TUPELO, Miss. (WTVA) -- It could become a reality for the nation later this year, as President Barack Obama declared during his State of the Union Address a desire to raise the federal minimum wage to $9 an hour.
Will it do more harm than good, though?
"Well, it's definitely going to affect how much part-time help I have," business owner Barbara Fleishhacker said. "It'll probably affect a lot of the younger kids that I hire, because I won't be able to have as many teenagers working for me."
Fleishhacker, who owns The Main Attraction in downtown Tupelo, said she can understand how that wage increase could mean future price hikes.
Still, she supports it.
"If the increase happens for the minimum wage, things will go up, so it may be a wash," Fleishhacker said. "At the same time, at least the people getting the $9 an hour have the choice to say, 'I want to buy that' or 'I don't.' And they're still getting the $9. They can make a decision based on that."
Not all business owners are for it. Many, like Houston native Glenn Knox, say $9 is too high.
"You have to keep your services and you have to keep your sales -- whatever they are -- in between," Knox said. "I think you have to keep it between the $9 and the $7.25 because the cost of living is going up, but it's gonna hurt small businesses tremendously."
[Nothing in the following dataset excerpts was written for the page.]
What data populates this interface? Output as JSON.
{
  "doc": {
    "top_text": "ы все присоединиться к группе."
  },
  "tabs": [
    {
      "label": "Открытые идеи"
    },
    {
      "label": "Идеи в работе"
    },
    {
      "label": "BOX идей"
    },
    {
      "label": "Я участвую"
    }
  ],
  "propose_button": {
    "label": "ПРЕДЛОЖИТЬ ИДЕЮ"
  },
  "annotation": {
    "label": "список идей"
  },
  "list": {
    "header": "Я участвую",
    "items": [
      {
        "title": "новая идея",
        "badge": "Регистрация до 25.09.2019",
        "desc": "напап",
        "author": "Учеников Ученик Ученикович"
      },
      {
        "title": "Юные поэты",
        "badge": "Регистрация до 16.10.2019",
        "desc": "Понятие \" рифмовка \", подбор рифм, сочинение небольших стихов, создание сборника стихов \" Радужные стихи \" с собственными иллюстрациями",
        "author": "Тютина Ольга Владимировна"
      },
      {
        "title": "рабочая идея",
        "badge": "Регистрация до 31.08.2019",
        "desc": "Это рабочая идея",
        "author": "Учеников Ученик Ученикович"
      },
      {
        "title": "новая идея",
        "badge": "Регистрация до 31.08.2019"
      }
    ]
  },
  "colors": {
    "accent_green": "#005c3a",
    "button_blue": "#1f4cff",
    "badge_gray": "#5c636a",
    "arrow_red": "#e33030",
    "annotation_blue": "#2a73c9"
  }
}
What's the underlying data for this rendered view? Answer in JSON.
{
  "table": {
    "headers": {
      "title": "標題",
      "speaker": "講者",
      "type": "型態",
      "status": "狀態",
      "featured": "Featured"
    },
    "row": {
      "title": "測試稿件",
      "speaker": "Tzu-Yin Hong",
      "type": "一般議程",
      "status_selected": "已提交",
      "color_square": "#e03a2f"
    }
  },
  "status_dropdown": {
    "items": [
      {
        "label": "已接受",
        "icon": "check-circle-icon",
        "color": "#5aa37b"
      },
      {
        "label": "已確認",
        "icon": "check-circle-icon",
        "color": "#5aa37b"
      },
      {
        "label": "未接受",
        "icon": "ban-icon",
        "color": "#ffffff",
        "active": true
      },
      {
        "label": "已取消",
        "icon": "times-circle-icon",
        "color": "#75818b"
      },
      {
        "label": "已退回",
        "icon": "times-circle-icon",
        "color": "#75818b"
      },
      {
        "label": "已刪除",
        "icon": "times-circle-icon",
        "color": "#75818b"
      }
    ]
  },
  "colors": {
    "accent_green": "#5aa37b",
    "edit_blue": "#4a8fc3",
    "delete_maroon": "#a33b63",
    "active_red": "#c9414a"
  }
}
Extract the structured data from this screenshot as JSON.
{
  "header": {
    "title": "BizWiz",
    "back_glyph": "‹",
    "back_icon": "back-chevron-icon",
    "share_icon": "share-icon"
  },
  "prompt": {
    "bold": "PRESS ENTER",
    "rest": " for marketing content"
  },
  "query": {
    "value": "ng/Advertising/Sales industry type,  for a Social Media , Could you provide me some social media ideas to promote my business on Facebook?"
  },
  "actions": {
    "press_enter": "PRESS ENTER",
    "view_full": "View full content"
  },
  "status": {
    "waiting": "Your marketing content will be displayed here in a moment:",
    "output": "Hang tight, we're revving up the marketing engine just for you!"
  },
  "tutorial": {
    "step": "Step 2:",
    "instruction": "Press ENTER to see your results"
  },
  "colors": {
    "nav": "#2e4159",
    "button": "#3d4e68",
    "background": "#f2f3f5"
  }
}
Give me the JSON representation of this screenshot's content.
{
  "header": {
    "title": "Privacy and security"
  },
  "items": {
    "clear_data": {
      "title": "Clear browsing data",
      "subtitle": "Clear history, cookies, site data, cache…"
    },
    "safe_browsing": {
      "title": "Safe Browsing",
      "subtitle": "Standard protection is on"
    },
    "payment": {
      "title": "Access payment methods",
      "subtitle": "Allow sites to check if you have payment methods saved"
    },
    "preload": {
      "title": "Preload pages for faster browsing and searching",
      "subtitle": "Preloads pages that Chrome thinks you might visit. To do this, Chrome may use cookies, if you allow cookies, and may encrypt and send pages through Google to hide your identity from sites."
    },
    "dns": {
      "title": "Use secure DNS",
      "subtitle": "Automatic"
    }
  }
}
"I know personally there's a lot of people who need a boost of income," Guntown resident Nikki Williams said. "The economy is down now and that would definitely generate more sales and more people to be able to advance and buy things that they need."
Some have even speculated the change to $9 an hour would increase food prices as much as 30 percent.
Now the fate of the federal minimum wage rests in the hands of lawmakers in Washington.
According to the U.S. Bureau of Labor Statistics, if minimum wage was adjusted for inflation since the 1960s, it would be $10.56 today.